Tuve la suerte de encontrarme ahí con Soledad Zurita, experta en arte botánico. Me explicó que cada trazo no solo busca estética, sino también fidelidad científica. Me ayudó a entender que no estaba viendo solo arte: era una forma de estudio, una manera de observar el mundo con lupa y cariño.

También entendí cómo este arte puede ser una herramienta de conservación. No desde la alarma, sino desde el detalle. Un retrato de una planta endémica puede tener más fuerza que una protesta. Porque nos toca. Nos mira. Nos obliga a mirar.

Pensé en cómo hemos dejado de ver. En cómo vivimos rodeados de plantas que ni siquiera conocemos por su nombre, que están ahí solo porque existen. Y en lo poderoso que es que alguien dibuje una semilla con tanto detalle que te obliga a prestarle atención, aunque sea por un ratito.

La exposición también se presentará en el Jardín Botánico de Quito, del 23 al 25 de mayo, y vale la pena ir más de una vez. Una para mirar, otra para entender. O muchas más. Porque cada obra es una conversación entre la tierra, la mano, el detalle y la paciencia.

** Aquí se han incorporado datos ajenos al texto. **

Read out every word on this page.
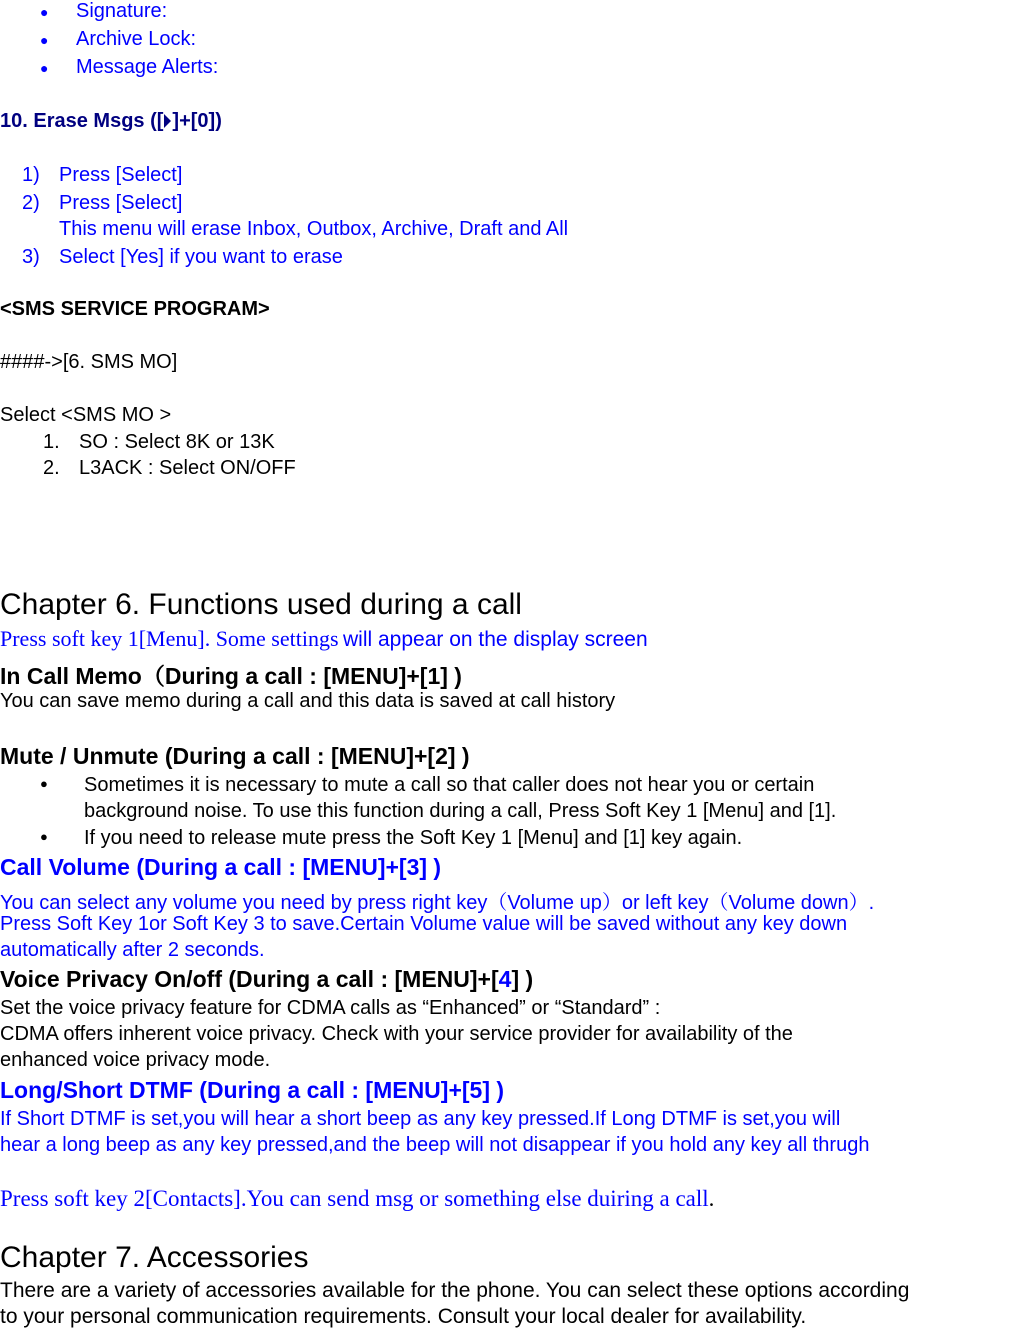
● Signature:
● Archive Lock:
● Message Alerts:
10. Erase Msgs ([ ]+[0])
1) Press [Select]
2) Press [Select]
This menu will erase Inbox, Outbox, Archive, Draft and All
3) Select [Yes] if you want to erase
<SMS SERVICE PROGRAM>
####->[6. SMS MO]
Select <SMS MO >
1. SO : Select 8K or 13K
2. L3ACK : Select ON/OFF
Chapter 6. Functions used during a call
Press soft key 1[Menu]. Some settings will appear on the display screen
In Call Memo（During a call : [MENU]+[1] )
You can save memo during a call and this data is saved at call history
Mute / Unmute (During a call : [MENU]+[2] )
● Sometimes it is necessary to mute a call so that caller does not hear you or certain
background noise. To use this function during a call, Press Soft Key 1 [Menu] and [1].
● If you need to release mute press the Soft Key 1 [Menu] and [1] key again.
Call Volume (During a call : [MENU]+[3] )
You can select any volume you need by press right key（Volume up）or left key（Volume down）.
Press Soft Key 1or Soft Key 3 to save.Certain Volume value will be saved without any key down
automatically after 2 seconds.
Voice Privacy On/off (During a call : [MENU]+[4] )
Set the voice privacy feature for CDMA calls as “Enhanced” or “Standard” :
CDMA offers inherent voice privacy. Check with your service provider for availability of the
enhanced voice privacy mode.
Long/Short DTMF (During a call : [MENU]+[5] )
If Short DTMF is set,you will hear a short beep as any key pressed.If Long DTMF is set,you will
hear a long beep as any key pressed,and the beep will not disappear if you hold any key all thrugh
Press soft key 2[Contacts].You can send msg or something else duiring a call.
Chapter 7. Accessories
There are a variety of accessories available for the phone. You can select these options according
to your personal communication requirements. Consult your local dealer for availability.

Salí con el corazón raro. No emocionada en el sentido clásico, sino conmovida. Como cuando alguien te recuerda algo que habías olvidado. Me dieron ganas de sembrar, de escribir, de caminar más lento y observar más.

El arte botánico me enseñó otra forma de mirar: una que no corre, que se queda. Una forma de entender el mundo a través de lo que nace, crece y permanece, aunque sea solo en papel.

La vida me llevó por casualidad a esta exposición, y le agradezco porque salí con otra mirada. Con una herencia cosechada en papel. Con la certeza de que, mientras alguien siga pintando la botánica, siempre habrá tiempo para observar, contemplar y aprender.